No matter how efficient their engineers make their boards, with that overriding aim, their systems will always be underpowered from a gaming horsepower perspective. Especially when the Xbox One and PS4 are significantly larger both in power draws and volume (meaning better ventilation and the ability to drive faster hardware).
So while they've never come out and said "we want a weak system" ... they have said that they want a small, efficient and low-power system. Those things go hand in hand.
It's hard for them to have both a tiny footprint and hardware specs that attract third parties to port games to modern Nintendo systems. At least not when both systems launch in the same rough timeline.
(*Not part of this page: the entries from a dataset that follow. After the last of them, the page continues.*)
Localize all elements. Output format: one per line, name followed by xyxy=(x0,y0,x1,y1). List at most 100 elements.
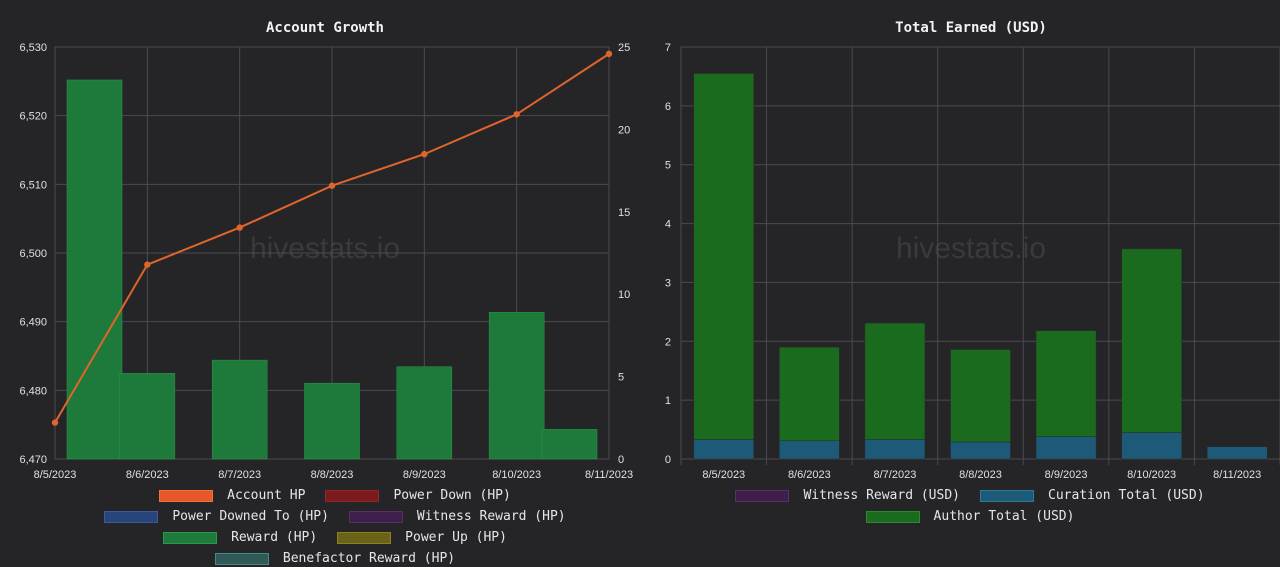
y-tick-label: 3 xyxy=(665,277,671,289)
x-tick-label: 8/5/2023 xyxy=(702,469,745,481)
x-tick-label: 8/7/2023 xyxy=(874,469,917,481)
total-earned-title: Total Earned (USD) xyxy=(895,20,1047,36)
watermark: hivestats.io xyxy=(896,232,1046,265)
y-right-tick-label: 15 xyxy=(618,207,630,219)
x-tick-label: 8/8/2023 xyxy=(959,469,1002,481)
y-left-tick-label: 6,530 xyxy=(19,42,47,54)
curation-total-usd-bar xyxy=(950,441,1011,460)
account-growth-chart: Account Growth hivestats.io 6,470 6,480 6,… xyxy=(19,20,633,481)
total-earned-chart: Total Earned (USD) hivestats.io 0 1 2 3 4 5 6 7… xyxy=(665,20,1280,481)
legend-label: Curation Total (USD) xyxy=(1048,488,1205,503)
reward-hp-bar xyxy=(541,429,598,460)
total-earned-legend: Witness Reward (USD) Curation Total (USD)… xyxy=(700,487,1240,525)
author-total-usd-bar xyxy=(1121,248,1182,433)
account-hp-point xyxy=(421,150,428,158)
y-tick-label: 2 xyxy=(665,336,671,348)
x-tick-label: 8/10/2023 xyxy=(1127,469,1176,481)
y-left-tick-label: 6,490 xyxy=(19,317,47,329)
curation-total-usd-bar xyxy=(693,439,755,460)
legend-item-reward-hp[interactable]: Reward (HP) xyxy=(163,529,317,546)
y-tick-label: 7 xyxy=(665,42,671,54)
reward-hp-bar xyxy=(304,382,360,460)
legend-item-power-up-hp[interactable]: Power Up (HP) xyxy=(337,529,507,546)
reward-hp-bar xyxy=(211,359,268,460)
account-hp-point xyxy=(51,419,59,426)
y-tick-label: 4 xyxy=(665,219,671,231)
legend-item-author-total-usd[interactable]: Author Total (USD) xyxy=(865,508,1075,525)
x-tick-label: 8/6/2023 xyxy=(126,469,169,481)
y-right-tick-label: 0 xyxy=(618,454,624,466)
y-left-tick-label: 6,520 xyxy=(19,111,47,123)
x-tick-label: 8/9/2023 xyxy=(403,469,446,481)
legend-item-benefactor-reward-hp[interactable]: Benefactor Reward (HP) xyxy=(214,550,456,567)
legend-swatch xyxy=(980,489,1034,502)
account-hp-point xyxy=(513,111,520,118)
watermark: hivestats.io xyxy=(250,232,400,265)
y-right-tick-label: 5 xyxy=(618,372,624,384)
y-left-tick-label: 6,470 xyxy=(19,454,47,466)
reward-hp-bar xyxy=(488,312,545,460)
legend-item-witness-reward-hp[interactable]: Witness Reward (HP) xyxy=(348,508,566,525)
x-tick-label: 8/11/2023 xyxy=(585,469,633,481)
legend-item-witness-reward-usd[interactable]: Witness Reward (USD) xyxy=(735,487,960,504)
curation-total-usd-bar xyxy=(1121,432,1182,460)
legend-swatch xyxy=(214,552,269,565)
y-tick-label: 5 xyxy=(665,160,671,172)
y-tick-label: 0 xyxy=(665,454,671,466)
author-total-usd-bar xyxy=(693,73,755,440)
author-total-usd-bar xyxy=(950,349,1011,443)
legend-item-power-down-hp[interactable]: Power Down (HP) xyxy=(325,487,511,504)
legend-item-curation-total-usd[interactable]: Curation Total (USD) xyxy=(980,487,1205,504)
legend-swatch xyxy=(337,531,392,544)
reward-hp-bar xyxy=(396,366,453,460)
account-growth-legend: Account HP Power Down (HP) Power Downed To… xyxy=(30,487,640,567)
y-left-tick-label: 6,510 xyxy=(19,179,47,191)
legend-label: Power Downed To (HP) xyxy=(172,509,329,524)
legend-swatch xyxy=(163,531,218,544)
y-left-tick-label: 6,480 xyxy=(19,385,47,397)
legend-swatch xyxy=(104,510,159,523)
y-right-tick-label: 20 xyxy=(618,124,630,136)
x-tick-label: 8/5/2023 xyxy=(34,469,77,481)
legend-item-power-downed-to-hp[interactable]: Power Downed To (HP) xyxy=(104,508,329,525)
curation-total-usd-bar xyxy=(1035,436,1097,460)
account-hp-point xyxy=(328,182,336,189)
account-growth-title: Account Growth xyxy=(266,20,384,36)
legend-label: Witness Reward (HP) xyxy=(416,509,566,524)
legend-swatch xyxy=(325,489,380,502)
y-right-tick-label: 10 xyxy=(618,289,630,301)
legend-swatch xyxy=(348,510,403,523)
x-tick-label: 8/9/2023 xyxy=(1045,469,1088,481)
x-tick-label: 8/10/2023 xyxy=(492,469,541,481)
legend-label: Power Up (HP) xyxy=(405,530,507,545)
y-right-tick-label: 25 xyxy=(618,42,630,54)
author-total-usd-bar xyxy=(864,322,926,440)
legend-label: Benefactor Reward (HP) xyxy=(282,551,456,566)
reward-hp-bar xyxy=(119,373,176,460)
legend-label: Author Total (USD) xyxy=(933,509,1075,524)
legend-label: Account HP xyxy=(227,488,306,503)
x-tick-label: 8/6/2023 xyxy=(788,469,831,481)
y-left-tick-label: 6,500 xyxy=(19,248,47,260)
curation-total-usd-bar xyxy=(779,440,840,460)
legend-label: Power Down (HP) xyxy=(393,488,511,503)
author-total-usd-bar xyxy=(779,346,840,442)
legend-swatch xyxy=(159,489,214,502)
author-total-usd-bar xyxy=(1035,330,1097,437)
account-hp-point xyxy=(236,224,243,231)
curation-total-usd-bar xyxy=(1206,446,1268,460)
reward-hp-bar xyxy=(66,79,123,460)
x-tick-label: 8/7/2023 xyxy=(218,469,261,481)
account-hp-point xyxy=(144,261,151,268)
legend-label: Reward (HP) xyxy=(231,530,318,545)
x-tick-label: 8/11/2023 xyxy=(1213,469,1261,481)
x-tick-label: 8/8/2023 xyxy=(311,469,354,481)
legend-item-account-hp[interactable]: Account HP xyxy=(159,487,305,504)
legend-swatch xyxy=(735,489,790,502)
y-tick-label: 6 xyxy=(665,101,671,113)
legend-label: Witness Reward (USD) xyxy=(803,488,960,503)
account-hp-point xyxy=(605,50,613,58)
y-tick-label: 1 xyxy=(665,395,671,407)
legend-swatch xyxy=(865,510,920,523)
The other thing I remember Nintendo saying (but can't find the source anymore) was that they wanted a small system so that "mom" wouldn't object to having it under the TV. Now I can't support that point with a source right now, but if I'm remembering correctly that reveals a pretty antiquated view of the nuclear family and the home economics dynamic.
You forget one of their other major philosophies, though: native backwards compatibility.
PowerPC chipsets were something they were saddled with in the design of the Wii U because it was the only way to reasonably achieve a backwards compatible design with Wii. And coming off of a console generation where you sold 100 million consoles and a shit-ton of games, backwards compatibility was most assuredly a consideration in the design phase.
But at higher capabilities, PowerPC falters at power efficiency, so they made it as low-spec as they could get a PowerPC chip to go with rendering games in 1080p at a reasonable fidelity. It still uses more power than the Wii does by a good country mile.
But at this point, with so few Wii U owners, native compatibility with their old games isn't a consideration they have to make. And other chipset architectures have made HUGE in-roads in the balance of performance vs. power efficiency. Heck, x86 chips aren't the greatest at that, but Intel still does better at this than PowerPC does when you get into the higher performance rates.